Amsal hanya diam, dia tidak ingin mengubris perkataan dari dokter itu, setelah mereka keluar dan masuk mobil kini Amsal malah membentak wanita itu.
“Bagaimanapun Janin itu harus digugurkan.”
“Hahahaha.”
“Kenapa?”
“Lucu saja, kenapa waktu membuat ini kamu tidak memikirkan sampai ke sini? Kenapa hanya mengikuti nafsu saja?”
Jujur, sekarang ini Jasmin sudah bingung sekali sehingga dia hanya bisa tertawa melihat apa yang terjadi sekarang.
Amsal semakin bingung saat dia melihat tingkah wanita itu.
“Lebih baik kita pulang dan jujur kepada kedua orang tua kita, bukankah itu pilihan yang bagus?”
Amsal tertawa mendengarkan ucapan Jasmin yang sepasrah itu, dia mencekik leher Jasmin tanpa melihat wajah wanita itu.
“Lepaskan, apakah kamu bodoh?” Jasmin mencoba untuk menghempaskan tangan Amsal.
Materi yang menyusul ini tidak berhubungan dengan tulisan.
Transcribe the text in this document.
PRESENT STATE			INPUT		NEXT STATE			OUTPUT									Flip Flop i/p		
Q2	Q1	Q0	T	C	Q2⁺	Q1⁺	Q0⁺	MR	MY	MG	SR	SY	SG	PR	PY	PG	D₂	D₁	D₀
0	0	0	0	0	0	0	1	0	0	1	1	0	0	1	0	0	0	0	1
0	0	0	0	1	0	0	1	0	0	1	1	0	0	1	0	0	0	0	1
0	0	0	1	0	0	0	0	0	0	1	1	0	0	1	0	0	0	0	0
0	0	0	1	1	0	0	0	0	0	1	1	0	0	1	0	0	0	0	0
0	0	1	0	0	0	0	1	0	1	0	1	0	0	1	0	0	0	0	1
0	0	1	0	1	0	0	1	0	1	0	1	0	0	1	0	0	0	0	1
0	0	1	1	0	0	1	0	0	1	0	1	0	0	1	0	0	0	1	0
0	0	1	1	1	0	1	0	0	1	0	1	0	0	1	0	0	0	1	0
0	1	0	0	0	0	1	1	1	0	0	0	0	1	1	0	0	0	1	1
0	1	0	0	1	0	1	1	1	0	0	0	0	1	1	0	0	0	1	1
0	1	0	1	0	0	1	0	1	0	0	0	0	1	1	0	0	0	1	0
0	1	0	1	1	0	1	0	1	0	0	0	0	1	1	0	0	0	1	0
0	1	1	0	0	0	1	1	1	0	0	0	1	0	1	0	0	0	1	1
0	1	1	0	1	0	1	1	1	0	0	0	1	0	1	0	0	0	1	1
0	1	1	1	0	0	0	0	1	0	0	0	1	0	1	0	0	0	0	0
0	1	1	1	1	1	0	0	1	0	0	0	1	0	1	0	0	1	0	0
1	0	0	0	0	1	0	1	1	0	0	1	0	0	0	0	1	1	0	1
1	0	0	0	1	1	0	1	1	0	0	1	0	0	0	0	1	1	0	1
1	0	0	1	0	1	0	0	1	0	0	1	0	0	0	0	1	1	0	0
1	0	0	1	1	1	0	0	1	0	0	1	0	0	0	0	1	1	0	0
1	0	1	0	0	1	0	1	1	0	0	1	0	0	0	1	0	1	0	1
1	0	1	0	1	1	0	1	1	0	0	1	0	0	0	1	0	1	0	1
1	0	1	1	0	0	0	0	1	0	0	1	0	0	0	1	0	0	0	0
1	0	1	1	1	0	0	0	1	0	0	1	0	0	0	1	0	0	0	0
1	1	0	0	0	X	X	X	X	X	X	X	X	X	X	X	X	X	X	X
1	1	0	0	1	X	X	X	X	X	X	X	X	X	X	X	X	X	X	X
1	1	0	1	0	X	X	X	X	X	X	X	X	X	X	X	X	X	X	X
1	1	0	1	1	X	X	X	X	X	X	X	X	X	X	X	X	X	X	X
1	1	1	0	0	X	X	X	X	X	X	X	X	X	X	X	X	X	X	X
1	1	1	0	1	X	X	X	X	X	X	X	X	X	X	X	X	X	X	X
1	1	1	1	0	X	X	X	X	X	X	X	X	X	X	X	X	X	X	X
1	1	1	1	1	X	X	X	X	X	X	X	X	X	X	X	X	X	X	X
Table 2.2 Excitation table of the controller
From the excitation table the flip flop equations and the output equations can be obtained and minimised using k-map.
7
“Maafkan aku, aku sudah tidak bisa lagi berbuat apa-apa, pikiran ku sudah amburadul.”
Jasmin tahu itu, maka dari itu Jasmin memaafkannya.
Tetapi salah, jangan berikan kesempatan kedua kepada lelaki yang sudah berani main tangan kepadamu, karena itu akan menjadi sebuah boomerang di hari-hari yang akan datang.
***
Untuk apa bersembunyi? Yah kini sudah satu bulan berjalan perut Jasmin semakin terlihat saja, bahkan untuk saat ini dia mencoba memakai alat perekat perut supaya terhindar dari rasa curiga.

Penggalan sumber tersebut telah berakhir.